L’in‑4o du Gazetier [12] pour l’antimoine [13] est gros d’un doigt. [5][14] C’est un méchant livre et un misérable galimatias de gazette. Vous ne l’aurez jamais vu deux heures qu’il ne vous fasse pitié. Il aura sa réponse quelque jour, combien qu’il ne la mérite pas, mais c’est afin que le peuple soit détrompé ; d’honnêtes gens s’en mêlent, et que vous ne haïssez pas. Notre M. Le Clerc, [15] qui est un bon compagnon, [6] dit qu’un homme ne triomphe jamais qu’il n’en ait bien tué à la guerre et que c’est ainsi que l’antimoine triomphe. Tâchez d’éviter les procès, les juges sont ravis que tout le monde tombe dans leurs pièges. Quand je dis à notre rapporteur en l’allant remercier le jour même de l’arrêt, que depuis 20 mois que ce procès avait duré il s’était fait beaucoup de dépense, il me dit gravement et magistralement : Monsieur mon ami, personne ne plaide à bon marché, nemo gratis litigat Parisiis. [7] Et quand je demandai au président, qui se dit fort mon ami, quo iure [8] j’avais été condamné aux deux tiers des dépens, vu que je n’avais point offensé ni méfait à personne, il me répondit que j’avais péché dans les formes ; si bien que, pour les formes, j’ai perdu mon procès.

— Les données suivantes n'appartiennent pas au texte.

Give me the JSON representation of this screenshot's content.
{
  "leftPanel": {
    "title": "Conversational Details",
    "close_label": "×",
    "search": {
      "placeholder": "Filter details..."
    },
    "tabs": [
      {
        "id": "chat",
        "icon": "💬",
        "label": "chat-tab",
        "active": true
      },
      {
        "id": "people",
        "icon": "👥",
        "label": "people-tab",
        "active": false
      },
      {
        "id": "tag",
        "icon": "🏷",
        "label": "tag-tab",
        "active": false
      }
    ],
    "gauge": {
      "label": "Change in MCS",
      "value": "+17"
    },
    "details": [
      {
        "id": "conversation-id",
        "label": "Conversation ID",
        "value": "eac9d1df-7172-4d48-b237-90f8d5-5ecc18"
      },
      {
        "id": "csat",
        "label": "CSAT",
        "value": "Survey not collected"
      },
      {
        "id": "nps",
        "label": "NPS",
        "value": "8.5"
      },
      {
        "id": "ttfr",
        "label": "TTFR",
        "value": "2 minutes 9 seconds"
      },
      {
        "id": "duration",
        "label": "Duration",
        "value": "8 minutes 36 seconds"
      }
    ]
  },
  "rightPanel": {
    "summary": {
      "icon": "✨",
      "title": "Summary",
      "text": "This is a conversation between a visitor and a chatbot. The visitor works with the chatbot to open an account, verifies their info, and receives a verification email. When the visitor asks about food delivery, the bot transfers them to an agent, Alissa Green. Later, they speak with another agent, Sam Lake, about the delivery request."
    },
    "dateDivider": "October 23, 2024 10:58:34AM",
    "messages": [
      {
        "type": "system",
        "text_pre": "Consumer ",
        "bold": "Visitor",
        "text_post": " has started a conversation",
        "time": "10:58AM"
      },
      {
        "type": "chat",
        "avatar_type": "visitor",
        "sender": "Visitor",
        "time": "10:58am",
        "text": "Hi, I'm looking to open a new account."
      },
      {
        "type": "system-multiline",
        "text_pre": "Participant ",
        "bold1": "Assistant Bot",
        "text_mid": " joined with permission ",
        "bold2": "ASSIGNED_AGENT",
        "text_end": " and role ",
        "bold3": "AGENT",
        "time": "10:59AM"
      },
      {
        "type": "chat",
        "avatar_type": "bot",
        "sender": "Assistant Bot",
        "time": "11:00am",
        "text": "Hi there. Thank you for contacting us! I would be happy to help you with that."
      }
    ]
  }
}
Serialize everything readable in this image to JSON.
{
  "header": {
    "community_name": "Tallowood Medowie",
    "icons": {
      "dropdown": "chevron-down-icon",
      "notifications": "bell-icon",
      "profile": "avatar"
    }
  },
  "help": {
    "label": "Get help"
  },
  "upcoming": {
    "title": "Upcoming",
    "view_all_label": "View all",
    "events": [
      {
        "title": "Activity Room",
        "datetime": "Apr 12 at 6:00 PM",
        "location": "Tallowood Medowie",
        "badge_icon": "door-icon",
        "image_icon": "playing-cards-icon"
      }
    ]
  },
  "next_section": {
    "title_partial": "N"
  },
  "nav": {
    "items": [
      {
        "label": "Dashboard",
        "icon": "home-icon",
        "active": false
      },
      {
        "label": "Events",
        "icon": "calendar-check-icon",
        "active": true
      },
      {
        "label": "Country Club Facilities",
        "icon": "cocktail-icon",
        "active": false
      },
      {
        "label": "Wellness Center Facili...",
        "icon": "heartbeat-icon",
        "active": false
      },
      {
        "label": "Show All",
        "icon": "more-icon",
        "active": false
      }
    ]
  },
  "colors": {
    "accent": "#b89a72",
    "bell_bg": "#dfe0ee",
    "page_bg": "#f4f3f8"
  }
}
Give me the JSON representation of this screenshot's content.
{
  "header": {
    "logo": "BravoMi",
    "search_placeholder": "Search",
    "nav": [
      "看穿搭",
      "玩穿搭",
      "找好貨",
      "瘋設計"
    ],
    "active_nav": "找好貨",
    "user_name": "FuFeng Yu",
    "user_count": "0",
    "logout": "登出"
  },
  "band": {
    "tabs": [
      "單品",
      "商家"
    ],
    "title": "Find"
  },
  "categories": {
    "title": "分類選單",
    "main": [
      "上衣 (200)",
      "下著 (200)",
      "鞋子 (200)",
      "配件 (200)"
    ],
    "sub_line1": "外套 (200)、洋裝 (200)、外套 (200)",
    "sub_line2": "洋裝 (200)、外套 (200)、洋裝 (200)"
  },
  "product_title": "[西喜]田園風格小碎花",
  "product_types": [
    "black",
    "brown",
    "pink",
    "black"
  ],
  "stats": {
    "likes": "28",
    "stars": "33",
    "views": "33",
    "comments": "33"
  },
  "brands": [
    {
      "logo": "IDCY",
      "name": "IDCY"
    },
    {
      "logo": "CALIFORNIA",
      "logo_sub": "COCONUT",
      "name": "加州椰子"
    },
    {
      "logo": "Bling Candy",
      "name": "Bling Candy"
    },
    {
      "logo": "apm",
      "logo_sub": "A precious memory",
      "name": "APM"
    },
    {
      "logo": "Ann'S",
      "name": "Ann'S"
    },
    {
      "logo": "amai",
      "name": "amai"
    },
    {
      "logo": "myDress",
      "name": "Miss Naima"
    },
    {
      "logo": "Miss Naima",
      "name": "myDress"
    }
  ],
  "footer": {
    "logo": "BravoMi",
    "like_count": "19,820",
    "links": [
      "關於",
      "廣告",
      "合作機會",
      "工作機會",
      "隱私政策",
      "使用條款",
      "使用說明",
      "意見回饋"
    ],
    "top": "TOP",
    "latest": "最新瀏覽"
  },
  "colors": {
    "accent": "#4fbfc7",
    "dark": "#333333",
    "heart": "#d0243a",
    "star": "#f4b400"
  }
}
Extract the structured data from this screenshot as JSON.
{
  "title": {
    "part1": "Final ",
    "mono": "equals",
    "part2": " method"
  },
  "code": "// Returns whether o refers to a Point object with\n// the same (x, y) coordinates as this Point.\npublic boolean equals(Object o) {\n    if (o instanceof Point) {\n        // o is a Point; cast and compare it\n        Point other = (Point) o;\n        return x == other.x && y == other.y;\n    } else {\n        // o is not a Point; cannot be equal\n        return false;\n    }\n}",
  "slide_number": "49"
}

Ces Messieurs sont de vrais moqueurs. Ce même président, comme s’il devait quelque jour avoir affaire de moi, m’a mandé par un ami commun qu’il ne prétendait point avoir perdu mes bonnes grâces : ad populum phaleras, etc. [9][16] Je suis las de vous écrire de ces badineries. Stultus est labor ineptiarum. [10][17][18][19][20]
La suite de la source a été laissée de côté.